Methods: This was a qualitative study to describe the effect of the COVID-19 pandemic on women's fertility management practices from 61 in-depth interviews (IDIs) with women aged 15-45 years residing in Nairobi and Kisumu, Kenya, between February and May 2021. Identified participants were consented and interviewed at convenient locations. We used a constant comparative analysis that compared emergent themes across topics and transcripts to identify and group those that are similar or dissimilar to arrive at insights that informed our conclusions.

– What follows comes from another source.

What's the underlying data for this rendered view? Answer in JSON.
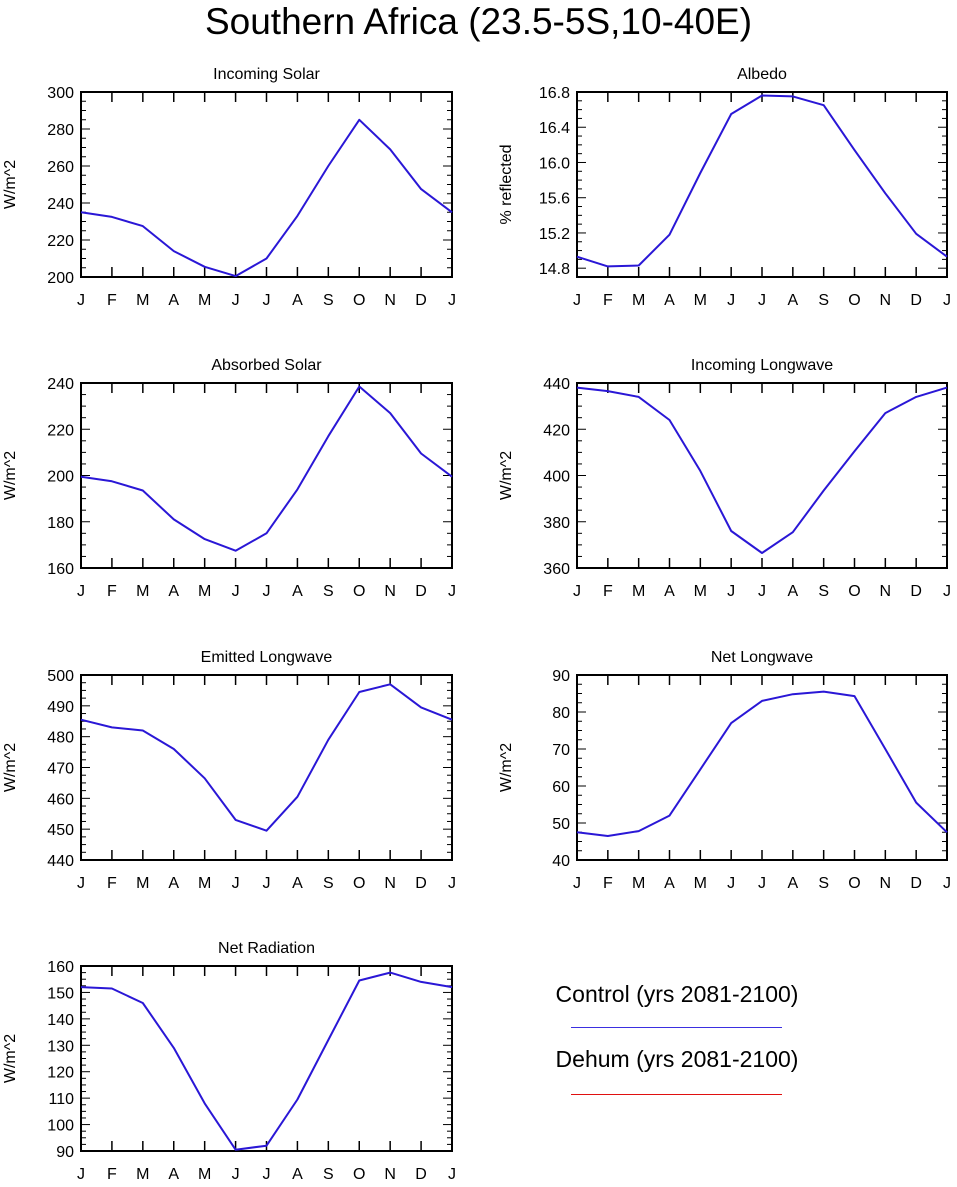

Results: Our findings show that COVID-19 affected women's fertility management practices at individual, interpersonal, and organizational levels. At the individual level, lack of money due to COVID-19-induced economic difficulties made family planning services unaffordable to women. Other women delayed their conception plans until their financial situation improved. At the interpersonal level, travel restrictions separated couples, making it challenging for those who had plans to conceive to actualize their fertility plans. Additionally, women who reported to be sexually inactive relaxed adherence to their contraceptive use schedule because of the reduced risk of unintended pregnancy. Finally, at the organizational level, provider shortages, long queues, and contraceptive stockouts during COVID-19 compromised women's access to family planning services. We also found that a minority of women who were either not using contraceptives or who were on long-acting methods perceived little or no effect of COVID-19 on their fertility management practices.
Conclusion: COVID-19's effect on women's fertility management practices manifested at individual, interpersonal, and organizational levels. There is a need to devise strategies that empower women to deal with their family planning needs and those that make healthcare systems resilient enough to handle the effects of emergent crises without compromising the provision of existing services.